親から資金をもらう場合は、贈与契約書を作成し、返さなくて良いお金であることを証明できるようにしましょう。
すでに使った経費を「みなし自己資金」として計上する
実は、現金の貯金だけが自己資金ではありません。
起業のためにすでに支払った経費(店舗の契約金、PC購入費、仕入れ代、市場調査費など)も、領収書があれば「みなし自己資金」として認められる場合があります。
開業準備のためにコツコツ使ってきたお金も、立派な投資実績です。
これらを合算して自己資金比率を高めることができます。過去1年以内に支払った、事業に関連するレシートや領収書をすべて集め、合計金額を出してみてください。
現物出資(車・PC)で資本金を膨らませる
現金以外に、自分が持っている資産(車、パソコン、カメラ、事務機器など)を会社に出資する「現物出資」という方法があります。
これらの時価総額を資本金に組み込むことで、見かけ上の自己資本を厚くすることができます。
ただし、定款への記載や調査報告書など手続きが必要になるため、司法書士や税理士に相談しながら進めるのが無難です。
選択肢②借金だけじゃない!「出資」と「補助金」の活用
返済不要の「クラウドファンディング」で資金とファンを集める
銀行が貸してくれないなら、未来の顧客から集める。それがクラウドファンディング(クラファン)です。
「こんな商品を作りたい!」という想いとプロトタイプを公開し、支援金を募ります。
集まったお金は返済不要(リターンとして商品などを返す)であり、さらに「これだけ支援者がいる」という実績は、銀行融資を受ける際の強力なアピール材料になります。

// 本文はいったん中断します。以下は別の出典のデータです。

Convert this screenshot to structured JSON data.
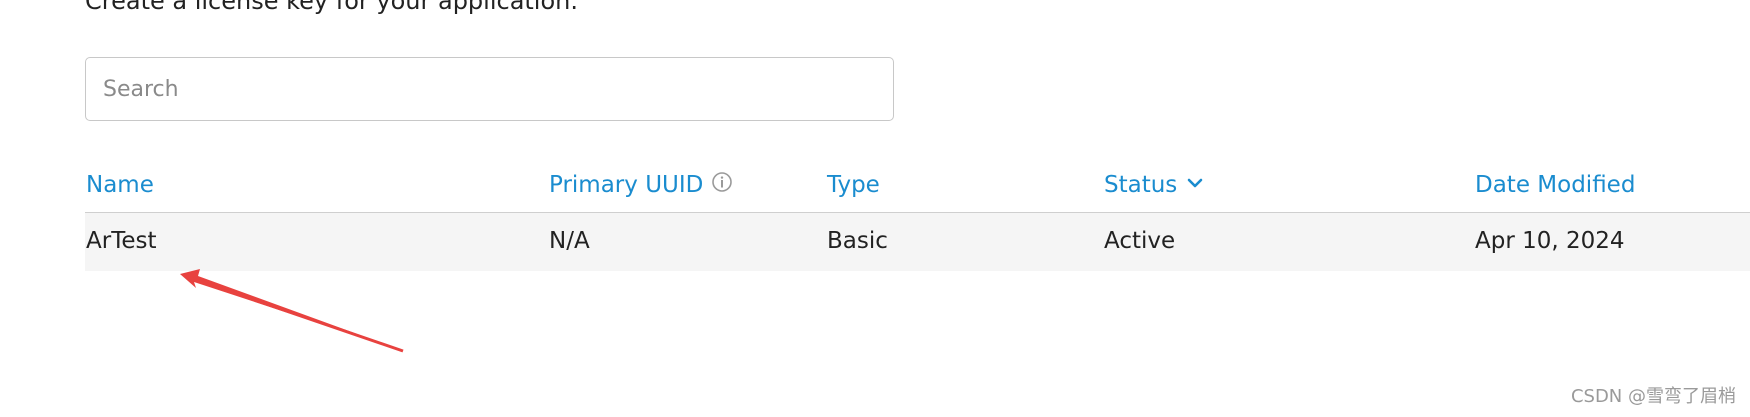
{
  "header": {
    "subtitle": "Create a license key for your application."
  },
  "search": {
    "placeholder": "Search",
    "value": ""
  },
  "table": {
    "columns": [
      {
        "label": "Name"
      },
      {
        "label": "Primary UUID",
        "icon": "info-icon"
      },
      {
        "label": "Type"
      },
      {
        "label": "Status",
        "icon": "chevron-down-icon"
      },
      {
        "label": "Date Modified"
      }
    ],
    "rows": [
      {
        "name": "ArTest",
        "primary_uuid": "N/A",
        "type": "Basic",
        "status": "Active",
        "date_modified": "Apr 10, 2024"
      }
    ]
  },
  "annotation": {
    "arrow_color": "#e8423f",
    "arrow_icon": "annotation-arrow"
  },
  "watermark": "CSDN @雪弯了眉梢",
  "colors": {
    "link_blue": "#1a8ccf",
    "row_background": "#f5f5f5",
    "text": "#222222"
  }
}
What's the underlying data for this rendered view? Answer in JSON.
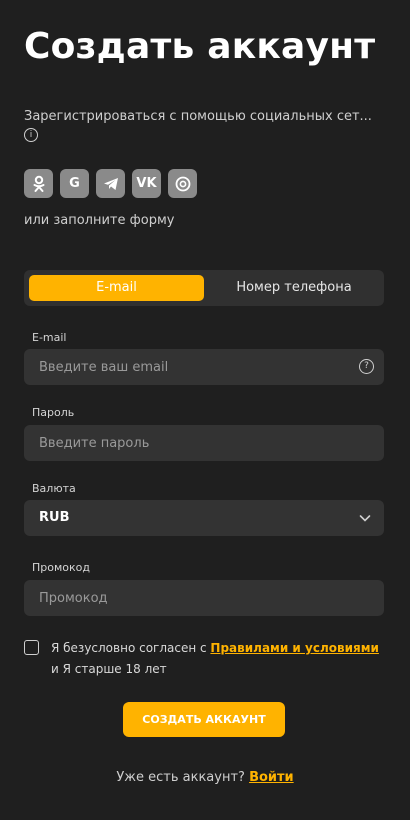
{
  "header": {
    "title": "Создать аккаунт"
  },
  "social": {
    "text": "Зарегистрироваться с помощью социальных сет...",
    "info_icon": "info-icon",
    "items": [
      {
        "icon": "odnoklassniki-icon"
      },
      {
        "icon": "google-icon",
        "label": "G"
      },
      {
        "icon": "telegram-icon"
      },
      {
        "icon": "vk-icon",
        "label": "VK"
      },
      {
        "icon": "mail-at-icon"
      }
    ]
  },
  "or_text": "или заполните форму",
  "tabs": [
    {
      "label": "E-mail",
      "active": true
    },
    {
      "label": "Номер телефона",
      "active": false
    }
  ],
  "form": {
    "email": {
      "label": "E-mail",
      "placeholder": "Введите ваш email"
    },
    "password": {
      "label": "Пароль",
      "placeholder": "Введите пароль"
    },
    "currency": {
      "label": "Валюта",
      "value": "RUB"
    },
    "promo": {
      "label": "Промокод",
      "placeholder": "Промокод"
    }
  },
  "agreement": {
    "prefix": "Я безусловно согласен с ",
    "link": "Правилами и условиями",
    "suffix": " и Я старше 18 лет"
  },
  "submit_label": "СОЗДАТЬ АККАУНТ",
  "login": {
    "prompt": "Уже есть аккаунт?",
    "link": "Войти"
  },
  "colors": {
    "accent": "#ffb300",
    "background": "#1f1f1f",
    "field": "#333333",
    "social_bg": "#8a8a8a"
  }
}
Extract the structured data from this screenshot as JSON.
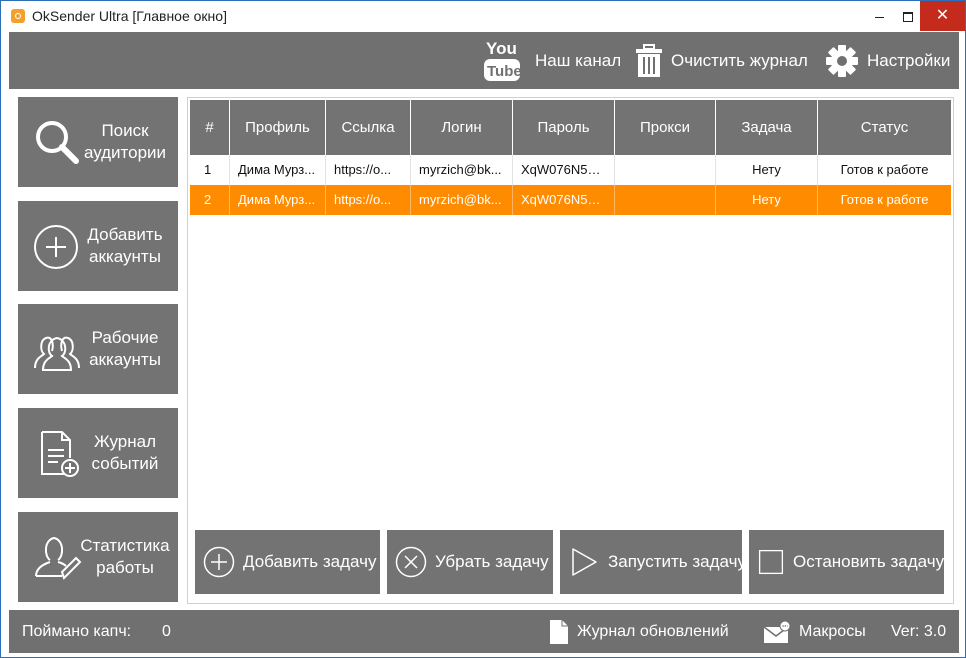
{
  "window": {
    "title": "OkSender Ultra [Главное окно]",
    "minimize_label": "",
    "close_label": "✕"
  },
  "toolbar": {
    "youtube_logo": {
      "top": "You",
      "bottom": "Tube"
    },
    "channel_label": "Наш канал",
    "clear_log_label": "Очистить журнал",
    "settings_label": "Настройки"
  },
  "sidebar": {
    "items": [
      {
        "label": "Поиск\nаудитории",
        "icon": "search-icon"
      },
      {
        "label": "Добавить\nаккаунты",
        "icon": "plus-circle-icon"
      },
      {
        "label": "Рабочие\nаккаунты",
        "icon": "users-icon"
      },
      {
        "label": "Журнал\nсобытий",
        "icon": "document-add-icon"
      },
      {
        "label": "Статистика\nработы",
        "icon": "user-edit-icon"
      }
    ]
  },
  "table": {
    "columns": [
      "#",
      "Профиль",
      "Ссылка",
      "Логин",
      "Пароль",
      "Прокси",
      "Задача",
      "Статус"
    ],
    "rows": [
      {
        "num": "1",
        "profile": "Дима Мурз...",
        "link": "https://o...",
        "login": "myrzich@bk...",
        "password": "XqW076N5G...",
        "proxy": "",
        "task": "Нету",
        "status": "Готов к работе",
        "selected": false
      },
      {
        "num": "2",
        "profile": "Дима Мурз...",
        "link": "https://o...",
        "login": "myrzich@bk...",
        "password": "XqW076N5G...",
        "proxy": "",
        "task": "Нету",
        "status": "Готов к работе",
        "selected": true
      }
    ],
    "selected_color": "#ff8c00"
  },
  "actions": {
    "add_task": "Добавить задачу",
    "remove_task": "Убрать задачу",
    "start_task": "Запустить задачу",
    "stop_task": "Остановить задачу"
  },
  "status": {
    "captcha_label": "Поймано капч:",
    "captcha_count": "0",
    "updates_label": "Журнал обновлений",
    "macros_label": "Макросы",
    "version": "Ver: 3.0"
  },
  "colors": {
    "panel_gray": "#707070",
    "accent_orange": "#ff8c00",
    "close_red": "#c42b1c"
  }
}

資金調達とテストマーケティングを同時に行えるおすすめの手段です。
VC・エンジェル投資家からの「出資」
ITベンチャーやスタートアップなど、急成長が見込めるビジネスモデルであれば、ベンチャーキャピタル(VC)や個人投資家(エンジェル)から出資を受けられる可能性があります。

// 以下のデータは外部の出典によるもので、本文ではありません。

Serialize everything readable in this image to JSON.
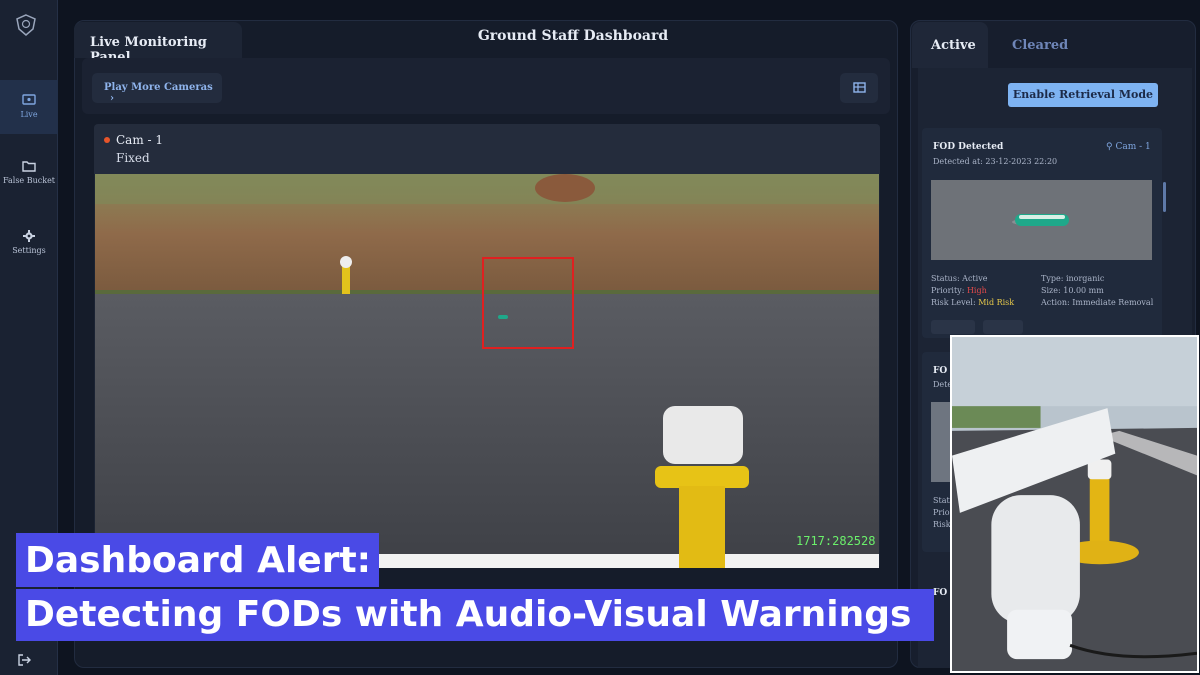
{
  "sidebar": {
    "items": [
      {
        "label": "Live",
        "icon": "live-icon",
        "active": true
      },
      {
        "label": "False Bucket",
        "icon": "folder-icon",
        "active": false
      },
      {
        "label": "Settings",
        "icon": "gear-icon",
        "active": false
      }
    ],
    "logout_icon": "logout-icon",
    "logo_icon": "shield-logo-icon"
  },
  "header": {
    "tab_label": "Live Monitoring Panel",
    "title": "Ground Staff Dashboard"
  },
  "toolbar": {
    "play_more_label": "Play More Cameras",
    "play_more_icon": "chevron-right-icon",
    "grid_icon": "grid-view-icon"
  },
  "camera": {
    "name": "Cam - 1",
    "mode": "Fixed",
    "status_color": "#e7552a",
    "timestamp": "1717:282528"
  },
  "right_panel": {
    "tabs": [
      {
        "label": "Active",
        "active": true
      },
      {
        "label": "Cleared",
        "active": false
      }
    ],
    "retrieval_button": "Enable Retrieval Mode",
    "alert": {
      "title": "FOD Detected",
      "camera": "Cam - 1",
      "detected_at": "Detected at: 23-12-2023 22:20",
      "status": "Status: Active",
      "priority_label": "Priority:",
      "priority_value": "High",
      "risk_label": "Risk Level:",
      "risk_value": "Mid Risk",
      "type": "Type: inorganic",
      "size": "Size: 10.00 mm",
      "action": "Action: Immediate Removal"
    },
    "alert2": {
      "title": "FO",
      "detected": "Dete",
      "status": "Statu",
      "priority": "Prior",
      "risk": "Risk"
    },
    "alert3": {
      "title": "FO"
    }
  },
  "caption": {
    "line1": "Dashboard Alert:",
    "line2": "Detecting FODs with Audio-Visual Warnings",
    "color": "#4a4ae6"
  }
}
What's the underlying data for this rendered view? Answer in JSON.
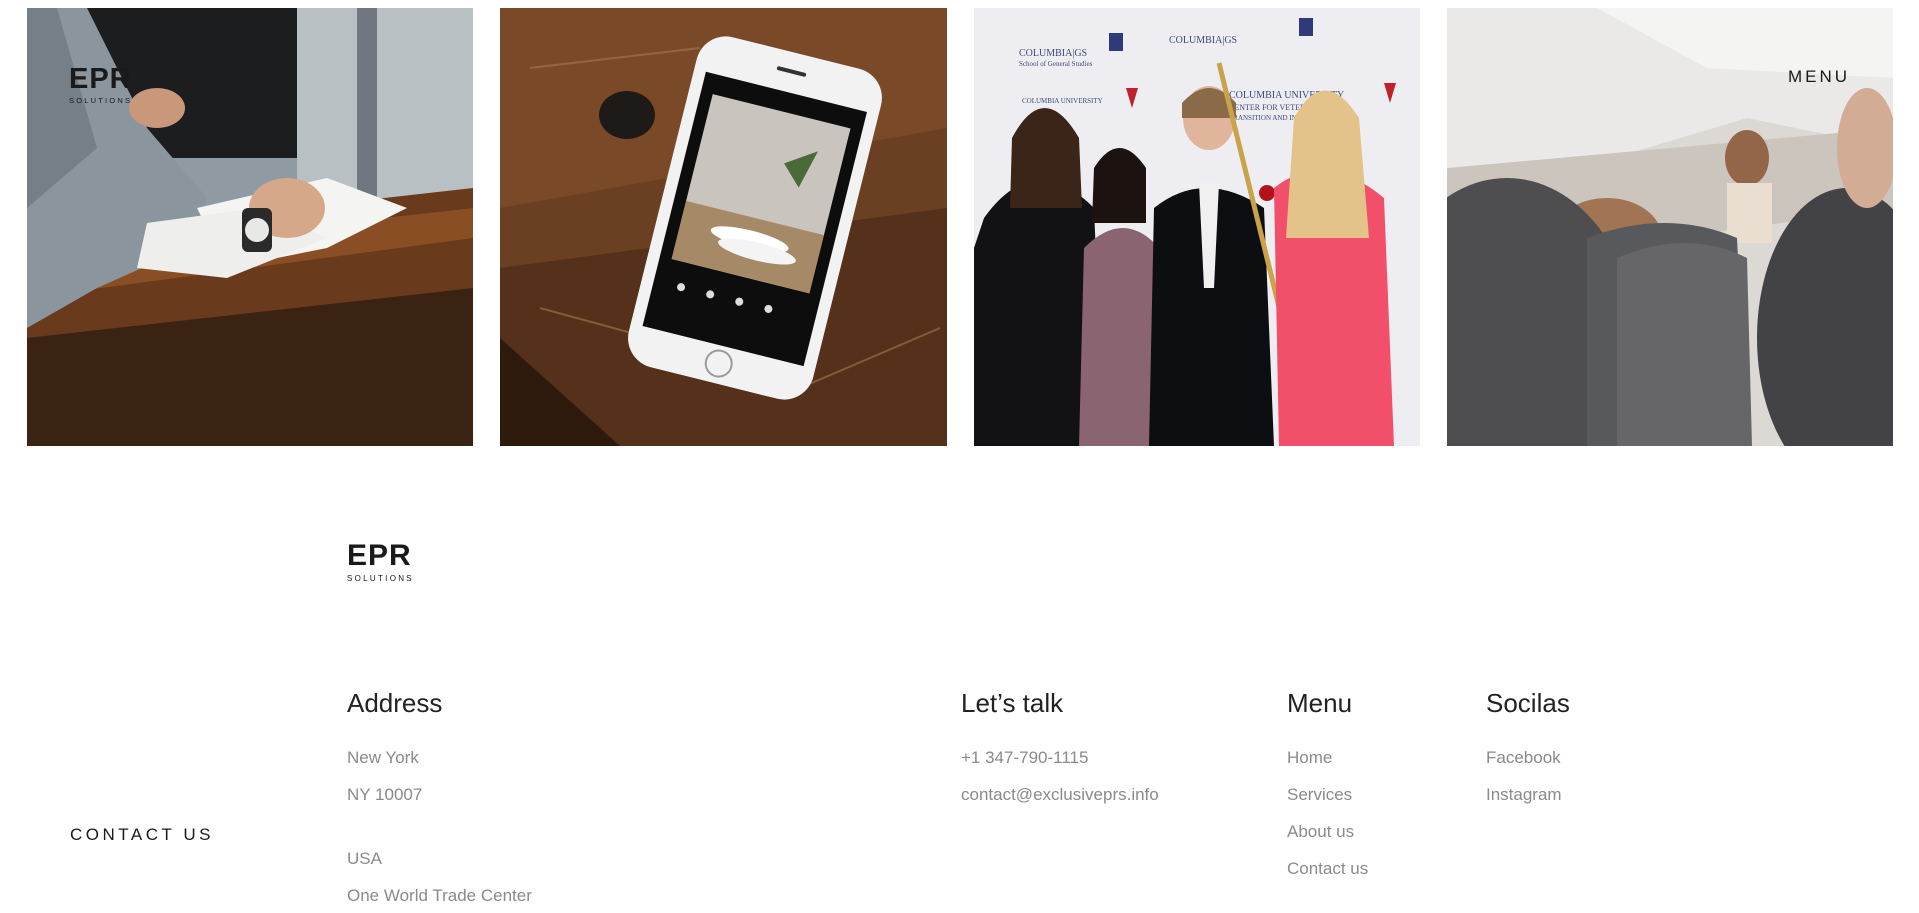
{
  "header": {
    "logo": {
      "mark": "EPR",
      "sub": "SOLUTIONS"
    },
    "menu_label": "MENU"
  },
  "gallery": {
    "photos": [
      {
        "subject": "hands-with-watch-signing-document"
      },
      {
        "subject": "smartphone-photo-editor-on-wooden-table"
      },
      {
        "subject": "group-at-columbia-university-event"
      },
      {
        "subject": "airplane-cabin-interior"
      }
    ],
    "photo3_backdrop": {
      "line1": "COLUMBIA|GS",
      "line2": "School of General Studies",
      "line3": "COLUMBIA UNIVERSITY",
      "line4": "CENTER FOR VETERAN",
      "line5": "TRANSITION AND INTEGRATION"
    }
  },
  "footer": {
    "logo": {
      "mark": "EPR",
      "sub": "SOLUTIONS"
    },
    "contact_us": "CONTACT US",
    "address": {
      "title": "Address",
      "lines": [
        "New York",
        "NY 10007"
      ],
      "lines2": [
        "USA",
        "One World Trade Center"
      ]
    },
    "talk": {
      "title": "Let’s talk",
      "phone": "+1 347-790-1115",
      "email": "contact@exclusiveprs.info"
    },
    "menu": {
      "title": "Menu",
      "items": [
        "Home",
        "Services",
        "About us",
        "Contact us"
      ]
    },
    "socials": {
      "title": "Socilas",
      "items": [
        "Facebook",
        "Instagram"
      ]
    }
  },
  "colors": {
    "text_dark": "#1a1a1a",
    "text_muted": "#8a8a8a",
    "background": "#ffffff"
  }
}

出資は借金ではないため返済義務はありませんが、代わりに会社の株式(経営権の一部)を渡すことになります。
将来の上場(IPO)や売却(M&A)を目指す覚悟があるなら、有力な選択肢です。
国や自治体の「創業補助金・助成金」
国や自治体は、創業を支援するための補助金を多数用意しています。
「地域創造的起業補助金」や「小規模事業者持続化補助金」などが有名です。
これらは原則として「後払い」であり、自己資金が先になければ使えませんが、確実にキャッシュバックされるため、借入金の返済原資などに充てることができます。
返さなくて良いお金は、もらっておくべきです。
中小企業庁の「ミラサポplus」や、地元の商工会議所のHPで、現在公募中の創業補助金を検索するところから始めましょう。
選択肢③発想の転換!資金をかけずに始める「0円起業」
店舗を持たない「出張・オンライン型」への転換
そもそも、なぜお金が必要なのでしょうか?
その大部分は「店舗」や「設備」にかかる費用ではありませんか?
飲食店ならゴーストレストラン(デリバリー専門店)や間借り開業、教室ならオンラインスクールや出張レッスン。

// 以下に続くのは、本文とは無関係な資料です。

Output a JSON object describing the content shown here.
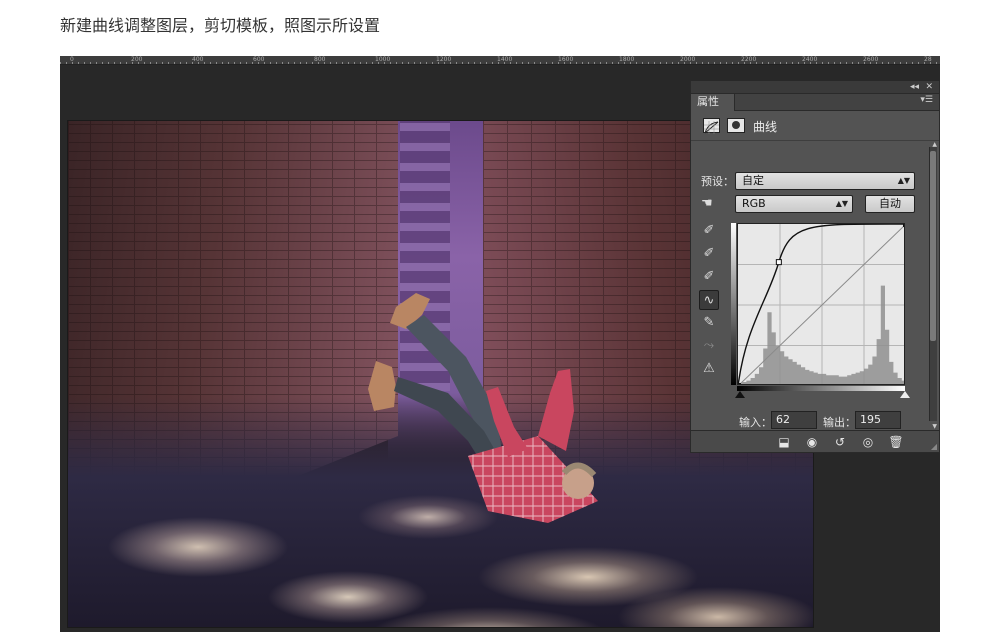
{
  "caption": "新建曲线调整图层，剪切模板，照图示所设置",
  "ruler": {
    "ticks": [
      "0",
      "200",
      "400",
      "600",
      "800",
      "1000",
      "1200",
      "1400",
      "1600",
      "1800",
      "2000",
      "2200",
      "2400",
      "2600",
      "28"
    ]
  },
  "panel": {
    "tab_label": "属性",
    "collapse_icon": "◂◂",
    "close_icon": "✕",
    "menu_icon": "▾☰",
    "adjustment_title": "曲线",
    "preset": {
      "label": "预设：",
      "value": "自定"
    },
    "channel": {
      "value": "RGB"
    },
    "auto_button": "自动",
    "input": {
      "label": "输入：",
      "value": "62"
    },
    "output": {
      "label": "输出：",
      "value": "195"
    },
    "tools": [
      {
        "name": "eyedropper-black-icon",
        "glyph": "✐"
      },
      {
        "name": "eyedropper-gray-icon",
        "glyph": "✐"
      },
      {
        "name": "eyedropper-white-icon",
        "glyph": "✐"
      },
      {
        "name": "curve-point-tool-icon",
        "glyph": "∿"
      },
      {
        "name": "pencil-tool-icon",
        "glyph": "✎"
      },
      {
        "name": "smooth-curve-icon",
        "glyph": "⤳"
      },
      {
        "name": "clipping-warning-icon",
        "glyph": "⚠"
      }
    ],
    "bottom_icons": [
      {
        "name": "clip-to-layer-icon",
        "glyph": "⬓"
      },
      {
        "name": "view-previous-state-icon",
        "glyph": "◉"
      },
      {
        "name": "reset-icon",
        "glyph": "↺"
      },
      {
        "name": "toggle-visibility-icon",
        "glyph": "◎"
      },
      {
        "name": "delete-icon",
        "glyph": "🗑"
      }
    ]
  },
  "curve": {
    "points": [
      [
        0,
        0
      ],
      [
        62,
        195
      ],
      [
        255,
        255
      ]
    ],
    "histogram": [
      2,
      3,
      4,
      6,
      9,
      14,
      28,
      55,
      40,
      30,
      26,
      22,
      20,
      18,
      16,
      14,
      12,
      11,
      10,
      9,
      9,
      8,
      8,
      8,
      7,
      7,
      8,
      9,
      10,
      11,
      13,
      16,
      22,
      35,
      75,
      42,
      18,
      10,
      6,
      4
    ]
  }
}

形を変えることで、初期費用を数百万単位で削減できます。
まずは店舗なしでスタートし、資金が貯まってから店を構えるスモールスタートが、起業で失敗を抑える1つの方法です。
在庫を持たない「ドロップシッピング・受注生産」
物販の場合、在庫仕入れが資金を圧迫します。
しかし、注文が入ってからメーカーが直送する「ドロップシッピング」や、クラウドファンディングのような「受注生産」なら、在庫リスクゼロで始められます。
BASEなどのネットショップ作成サービスを使えば、初期費用も月額費用もかかりません。
売れてから仕入れる仕組みを作れば、運転資金はほとんど不要です。
まずは副業から始めて「信用と資金」を作る
今すぐ会社を辞めるのではなく、在職中に副業としてビジネスを始めるのがもっとも安全です。
会社員の給料(生活費)を確保しつつ、副業で売上実績を作れば、それが事業の将来性の証明になり、融資審査でも有利に働きます。
また、会社員の信用力があるうちにカードローンやクレジットカードを作っておくなど、資金調達の選択肢を増やしておくことも重要です。
お金がないことは、アイデアでカバーできる
資金がない起業家は「どうすればお金を使わずに集客できるか」「どうすれば在庫を持たずに売れるか」を必死に考えます。
自己資金がないことはハンデですが、決して起業を諦める理由にはなりません。